I stare at her for a second. "Wouldn't you rather use a woman?"
She shrugs. "Jeff goes to my gym."
"Jeff?" Jeff the gym guy spending all weekend hitting on my woman? No way!
She nods slowly. "Yes."
"Donna, you don't even know this guy. He could take you into an empty abandoned house and kill you, chop you into pieces, and no one would know it until I needed something Monday morning!" Or he could ask you to dinner and you could fall madly in love with him and have little Jeff the gym guy babies.
"Until you needed something Monday morning…" Uh oh.
"Donna, I'm thinking of your safety here. Try not to dwell on the stupid things I say."
"But so much of what you say is stupid."
"Donna! I run the country!"
"That's what's so scary." Now she's smiling, so I know I'm not in too much trouble.

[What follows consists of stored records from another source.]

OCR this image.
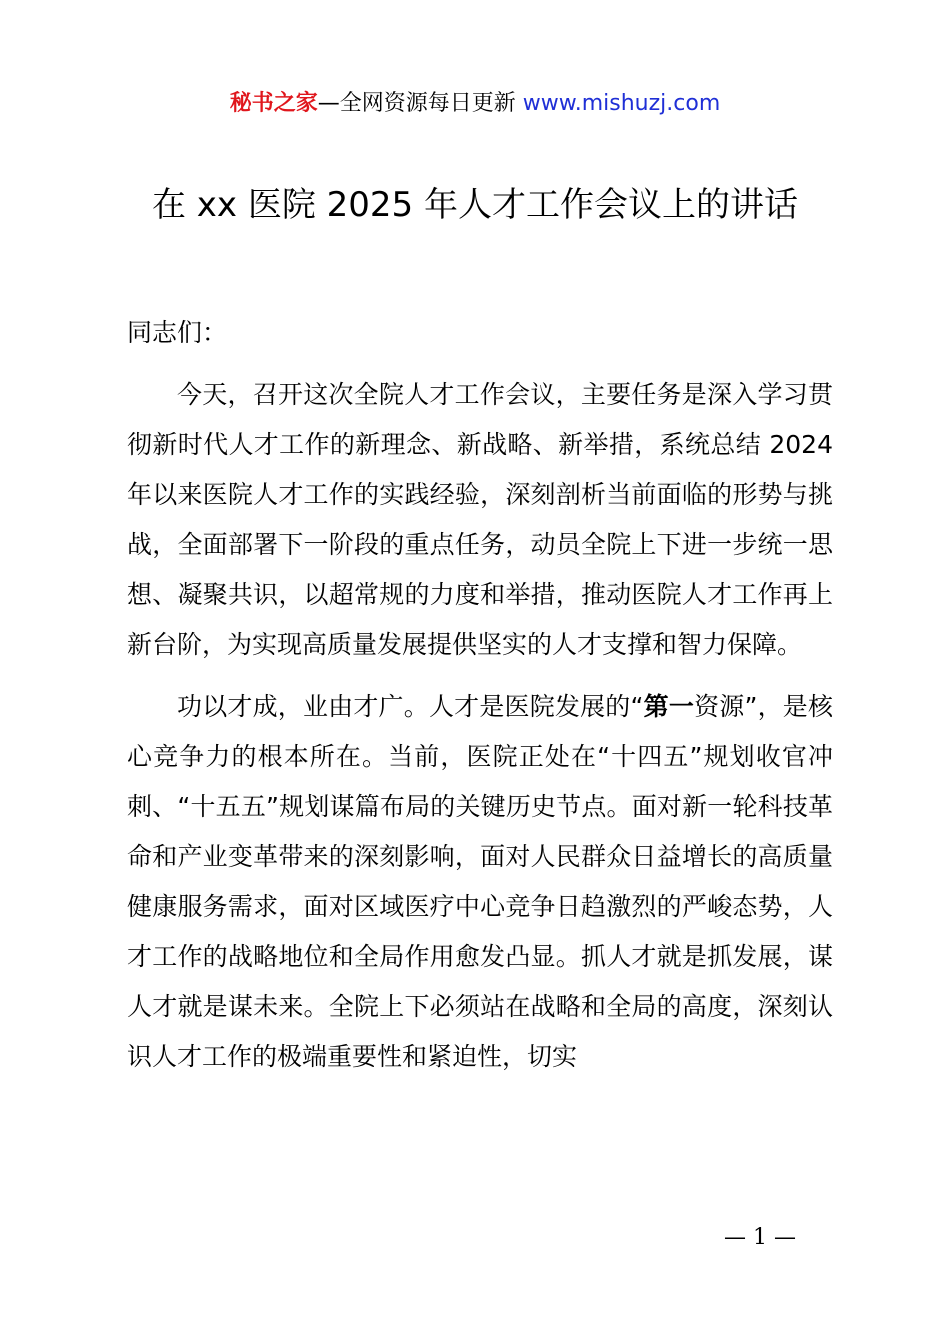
秘书之家—全网资源每日更新 www.mishuzj.com
在 xx 医院 2025 年人才工作会议上的讲话

同志们：

今天，召开这次全院人才工作会议，主要任务是深入学习贯彻新时代人才工作的新理念、新战略、新举措，系统总结 2024 年以来医院人才工作的实践经验，深刻剖析当前面临的形势与挑战，全面部署下一阶段的重点任务，动员全院上下进一步统一思想、凝聚共识，以超常规的力度和举措，推动医院人才工作再上新台阶，为实现高质量发展提供坚实的人才支撑和智力保障。

功以才成，业由才广。人才是医院发展的“第一资源”，是核心竞争力的根本所在。当前，医院正处在“十四五”规划收官冲刺、“十五五”规划谋篇布局的关键历史节点。面对新一轮科技革命和产业变革带来的深刻影响，面对人民群众日益增长的高质量健康服务需求，面对区域医疗中心竞争日趋激烈的严峻态势，人才工作的战略地位和全局作用愈发凸显。抓人才就是抓发展，谋人才就是谋未来。全院上下必须站在战略和全局的高度，深刻认识人才工作的极端重要性和紧迫性，切实

— 1 —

"I don't trust Jeff the gym guy."
"You've never met Jeff the gym guy."
"Exactly!"
"I'll be fine," she says, shaking her head at me.
"He's a beefcake. He's some strong, muscled beefcake. You can't defend yourself against him!"
"He's not a beefcake, and who even uses that term?"
"It's a term."
"It's really not."
"Donna!"
"He's a nice guy. I'll be perfectly safe." And then it hits me. The sub-plan is born. I'm a genius!
"Yes you will be. Because I'm going with you."